Representantes da JAF e policiais fizeram o levantamento em 781 pontos de estradas comuns e 104 de rodovias e vias expressas em todo o Japão. Os resultados da pesquisa foram divulgados somente em fevereiro.
Mas o índice de uso do cinto muda no caso de carros que usaram rodovias e vias expressas. Entre motoristas, a taxa de uso do cinto foi de 99,6%, enquanto passageiros no banco da frente somaram 98,8%. Já os ocupantes do banco traseiro chegaram a 79,7% usando o recurso.
Embora o índice de uso do cinto em rodovias e vias expressas no banco traseiro seja alto em comparação com a taxa em vias comuns, ainda assim a JAF considera abaixo do ideal.
O levantamento também visa lembrar aos motoristas e passageiros que o uso do cinto de segurança no banco traseiro se tornou obrigatório no Japão em 2008. Ainda assim, a adesão continua muito baixa.
Por província, o uso do cinto no banco traseiro em estradas comuns tem a província de Gifu na liderança, com 61,5%, seguida por Yamanashi (59%), Niigata (58,5%), Gunma (57,1%) e Saitama (56,4%).
Já os menores índices foram registrados em Okinawa, com apenas 14,4%, além de Aomori (30,2%), Oita (32,5%), Fukuoka (32,6%) e Ishikawa (35,5%).
A configuração muda quando se trata de rodovias e vias expressas, com Aomori e Kyoto registrando taxas de 94%. Ambas são seguidas por Yamagata (92,9%), Akita e Wakayama (92% em ambas). Mas os índices caem nas seguintes províncias: Okinawa (53,6%), Saga (55,5%), Hyogo (62,6%) e Kanagawa (64,8%).
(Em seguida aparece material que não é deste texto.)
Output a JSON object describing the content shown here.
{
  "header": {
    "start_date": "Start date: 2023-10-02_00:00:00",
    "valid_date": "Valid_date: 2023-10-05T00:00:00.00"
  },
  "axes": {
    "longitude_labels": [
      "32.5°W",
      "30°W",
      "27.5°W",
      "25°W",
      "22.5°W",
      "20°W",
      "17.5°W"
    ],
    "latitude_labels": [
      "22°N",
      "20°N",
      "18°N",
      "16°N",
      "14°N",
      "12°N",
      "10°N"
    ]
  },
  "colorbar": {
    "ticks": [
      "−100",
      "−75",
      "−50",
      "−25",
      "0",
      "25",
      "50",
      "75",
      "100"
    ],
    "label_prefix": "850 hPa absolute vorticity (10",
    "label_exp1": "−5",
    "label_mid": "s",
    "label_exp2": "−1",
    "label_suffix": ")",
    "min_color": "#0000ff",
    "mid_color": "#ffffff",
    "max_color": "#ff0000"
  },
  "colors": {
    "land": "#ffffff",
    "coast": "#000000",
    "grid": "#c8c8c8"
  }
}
As autoridades policiais e da JAF alertam que o não uso do cinto no banco traseiro representa risco não apenas para o próprio passageiro, mas também para os demais ocupantes do veículo em caso de colisão, já que o impacto pode projetar a pessoa para frente dentro do carro. Por isso, a pesquisa busca reforçar campanhas de conscientização sobre a importância do uso do equipamento por todos os ocupantes do veículo.